The tech is promoted as having a small ground-level footprint. Most of the mechanism is buried. Sage drills several thousand feet into the earth, opening fissures with fracture technology. The fractures serve as reservoirs to store water deep underground. The fractures also store energy like a spring, using subsurface pressure to propel the water upward when a valve is opened on the surface, powering a turbine, all per a video clip from Sage. 

The water is pumped underground by energy bought from the grid (the video clip shows wind turbines supplying the juice) when there's a glut of electricity. The water is stored below until it is needed. Sage has a couple of variations of the tech. One version with deeper wells uses heat to help push the water to the surface and is more efficient. EarthStore is what the company calls its "mechanical" version of the concept, which boasts a still impressive efficiency rate of 70%, all according to the clip. 

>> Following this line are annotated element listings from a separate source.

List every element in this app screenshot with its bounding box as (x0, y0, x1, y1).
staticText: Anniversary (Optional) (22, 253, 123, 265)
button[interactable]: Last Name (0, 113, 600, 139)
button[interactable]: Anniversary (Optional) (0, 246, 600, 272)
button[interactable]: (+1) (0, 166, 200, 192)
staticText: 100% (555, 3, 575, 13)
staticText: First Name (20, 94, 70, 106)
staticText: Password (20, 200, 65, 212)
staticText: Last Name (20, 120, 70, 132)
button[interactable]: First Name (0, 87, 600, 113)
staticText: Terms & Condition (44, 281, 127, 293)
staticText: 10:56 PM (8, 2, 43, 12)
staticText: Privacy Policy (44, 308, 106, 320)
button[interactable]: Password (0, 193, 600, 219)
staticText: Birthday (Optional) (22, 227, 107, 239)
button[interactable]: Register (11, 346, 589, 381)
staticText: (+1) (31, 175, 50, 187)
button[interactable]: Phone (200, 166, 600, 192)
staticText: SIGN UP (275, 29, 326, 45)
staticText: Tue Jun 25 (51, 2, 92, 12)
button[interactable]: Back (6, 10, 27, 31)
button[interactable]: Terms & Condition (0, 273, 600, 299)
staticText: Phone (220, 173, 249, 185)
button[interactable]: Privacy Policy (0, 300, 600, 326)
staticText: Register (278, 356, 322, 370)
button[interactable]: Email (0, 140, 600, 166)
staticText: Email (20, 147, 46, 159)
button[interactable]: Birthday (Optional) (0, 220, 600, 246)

The recent news from Sage touts an energy production cost lower than or competitive with other innovations, including lithium-ion power packs. The release noted a "round-trip efficiency" of up to 75% for EarthStore. 

Using water to store electricity, while a seemingly odd combination, is being studied around the world. Energy leaders in Scotland are investing hundreds of millions of dollars in a water battery that leverages reservoirs and gravity to store power. The innovations are part of the way we can better generate and use electricity, reducing the amount of planet-warming dirty energy sources we burn.

"The opportunities for our energy storage to provide power are significant — from remote mining operations to data centers to solving energy poverty in remote locations," Taff stated in the release.

There was no indication of earthquakes created from drilling and fracturing the ground during the pilot project. Sage reported that EarthStore can operate in new wells or existing oil and gas holes. 

The tech is now "ready to scale" without geographic limits, per the company.

"We can interconnect with power grids or develop island/microgrids with a cleaner energy solution that is proven and ready to scale," Taff stated in the release.